Now totally forgotten with the exception of a few investigators like myself, the mansion transformed in the communist regime, from one of the greatest houses in the area, a proof of the great 18th century architecture in the area, into hospital for mental ilnesses. Probably that’s why it looks a little like the sanatory depicted in “One flew over the cuckoo’s nest”.
Of course, that was one of the latest repurposes the building had. Over the time it went from Workers Club (a very popular franchise with HQ in Moscow 😛) to the hospital and finally being part of the local, socialist farming area. Of course, the 10.000m2 that the complex came with, taken over from the former owner in 1948 by the communists, were used for the State Agriculture.
Little is known about its older history, the one closer to its youth when the building and everything around it flourished. I tried researching a little bit more in-depth about this monument (that the local authorities have a plan to transform in Aqualand – go figure!) but the Mayorship and the local administration don’t pick up the phone or answer to the emails they receive, apparently.
Local legends and old people’s mouths say that the place has been cursed after the year of 1927. There was some kind of accident in the courtyard of the mansion (proof being a crucifix built on the spot) that killed, on 23rd of December, miss Angela Nicolau.

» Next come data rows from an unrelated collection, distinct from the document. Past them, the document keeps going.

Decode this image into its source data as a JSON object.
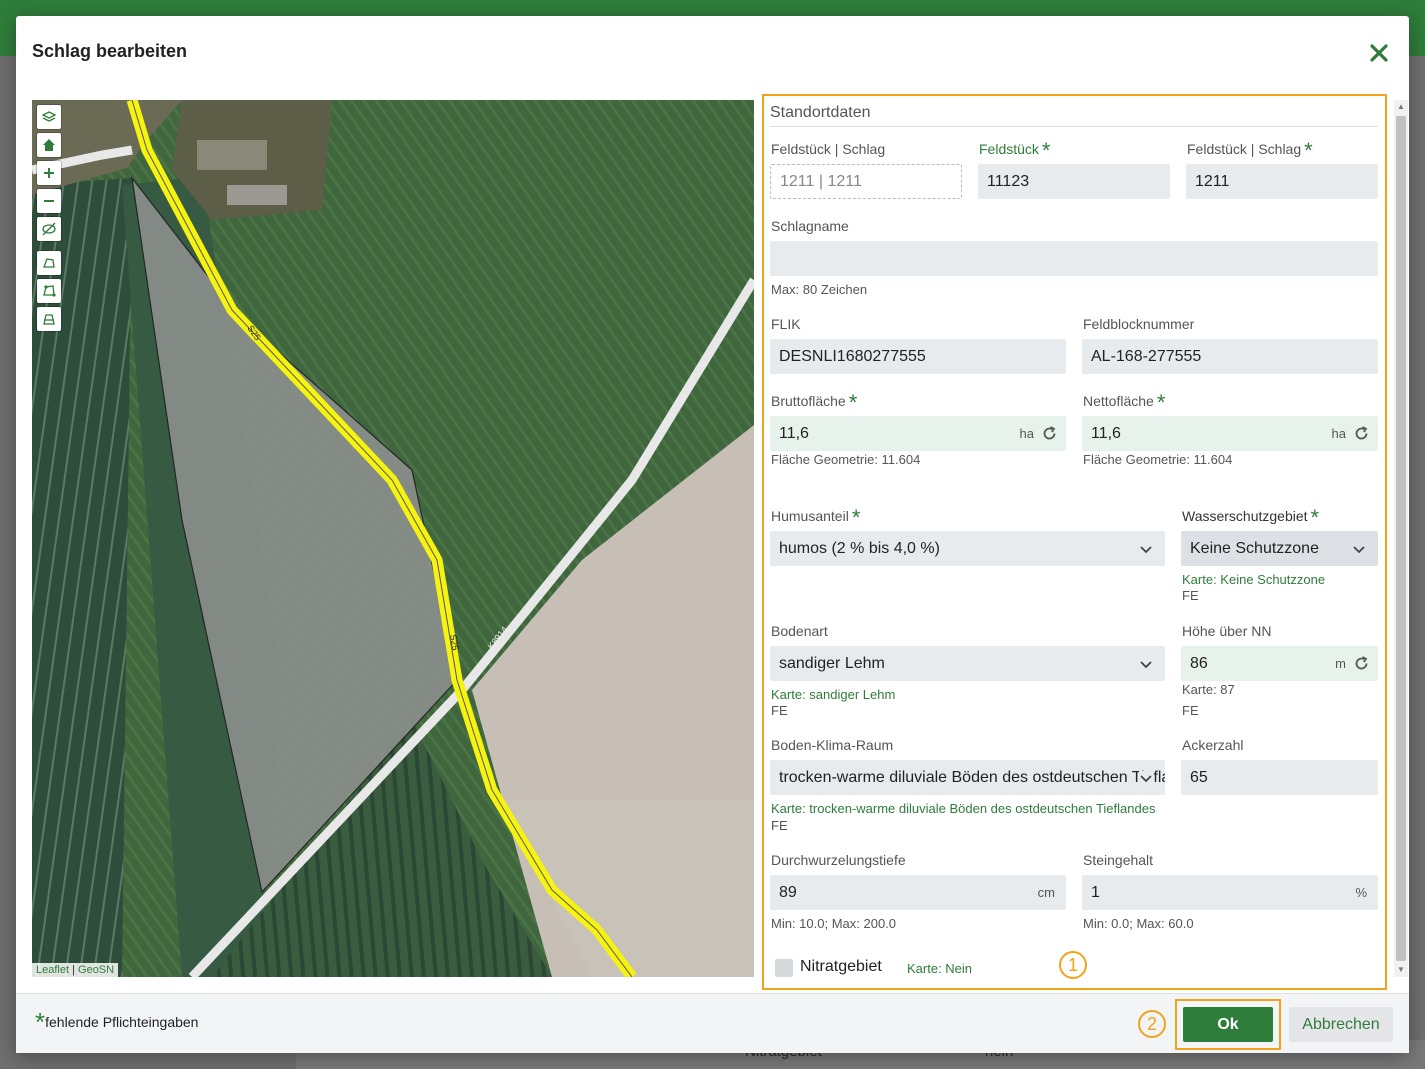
{
  "background": {
    "row_label": "Nitratgebiet",
    "row_value": "nein"
  },
  "dialog": {
    "title": "Schlag bearbeiten"
  },
  "map": {
    "tools": [
      "layers-icon",
      "home-icon",
      "zoom-in-icon",
      "zoom-out-icon",
      "hide-icon",
      "polygon-draw-icon",
      "polygon-edit-icon",
      "polygon-cut-icon"
    ],
    "attribution_leaflet": "Leaflet",
    "attribution_separator": "|",
    "attribution_geosn": "GeoSN",
    "road_labels": [
      "S25",
      "S25",
      "K8914"
    ]
  },
  "form": {
    "section_title": "Standortdaten",
    "feldstueck_schlag_label": "Feldstück | Schlag",
    "feldstueck_schlag_value": "1211 | 1211",
    "feldstueck_label": "Feldstück",
    "feldstueck_value": "11123",
    "schlag_label": "Feldstück | Schlag",
    "schlag_value": "1211",
    "schlagname_label": "Schlagname",
    "schlagname_value": "",
    "schlagname_hint": "Max: 80 Zeichen",
    "flik_label": "FLIK",
    "flik_value": "DESNLI1680277555",
    "feldblock_label": "Feldblocknummer",
    "feldblock_value": "AL-168-277555",
    "brutto_label": "Bruttofläche",
    "brutto_value": "11,6",
    "brutto_unit": "ha",
    "brutto_hint": "Fläche Geometrie: 11.604",
    "netto_label": "Nettofläche",
    "netto_value": "11,6",
    "netto_unit": "ha",
    "netto_hint": "Fläche Geometrie: 11.604",
    "humus_label": "Humusanteil",
    "humus_value": "humos (2 % bis 4,0 %)",
    "wasser_label": "Wasserschutzgebiet",
    "wasser_value": "Keine Schutzzone",
    "wasser_hint": "Karte: Keine Schutzzone",
    "wasser_hint2": "FE",
    "bodenart_label": "Bodenart",
    "bodenart_value": "sandiger Lehm",
    "bodenart_hint": "Karte: sandiger Lehm",
    "bodenart_hint2": "FE",
    "hoehe_label": "Höhe über NN",
    "hoehe_value": "86",
    "hoehe_unit": "m",
    "hoehe_hint": "Karte: 87",
    "hoehe_hint2": "FE",
    "bkr_label": "Boden-Klima-Raum",
    "bkr_value": "trocken-warme diluviale Böden des ostdeutschen Tieflandes",
    "bkr_hint": "Karte: trocken-warme diluviale Böden des ostdeutschen Tieflandes",
    "bkr_hint2": "FE",
    "ackerzahl_label": "Ackerzahl",
    "ackerzahl_value": "65",
    "wurzel_label": "Durchwurzelungstiefe",
    "wurzel_value": "89",
    "wurzel_unit": "cm",
    "wurzel_hint": "Min: 10.0; Max: 200.0",
    "stein_label": "Steingehalt",
    "stein_value": "1",
    "stein_unit": "%",
    "stein_hint": "Min: 0.0; Max: 60.0",
    "nitrat_label": "Nitratgebiet",
    "nitrat_checked": false,
    "nitrat_hint": "Karte: Nein",
    "marker_1": "1"
  },
  "footer": {
    "required_star": "*",
    "required_note": "fehlende Pflichteingaben",
    "marker_2": "2",
    "ok_label": "Ok",
    "cancel_label": "Abbrechen"
  },
  "colors": {
    "accent": "#2f7d3a",
    "highlight": "#f0a41c",
    "field_bg": "#e8ebee"
  }
}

I feel sorry for this place. I imagine it in the 18th century, being the pride of the county, with carts and people coming and going, with a central market around it and the aristocrats, supervising their crops, their people and tending to the place. The sentiment I have for forgotten buildings that once stood proudly in the countryside is one of melancholy. Seeing the refinery behind it, taking it’s view to the mountains, the remorse I feel for what our people did to its own origins and identity during communism is hard to forget and forgive.
Still searching for the history of the place and I really hope I’ll be able to do another post about this and bring really fresh info about its glory days.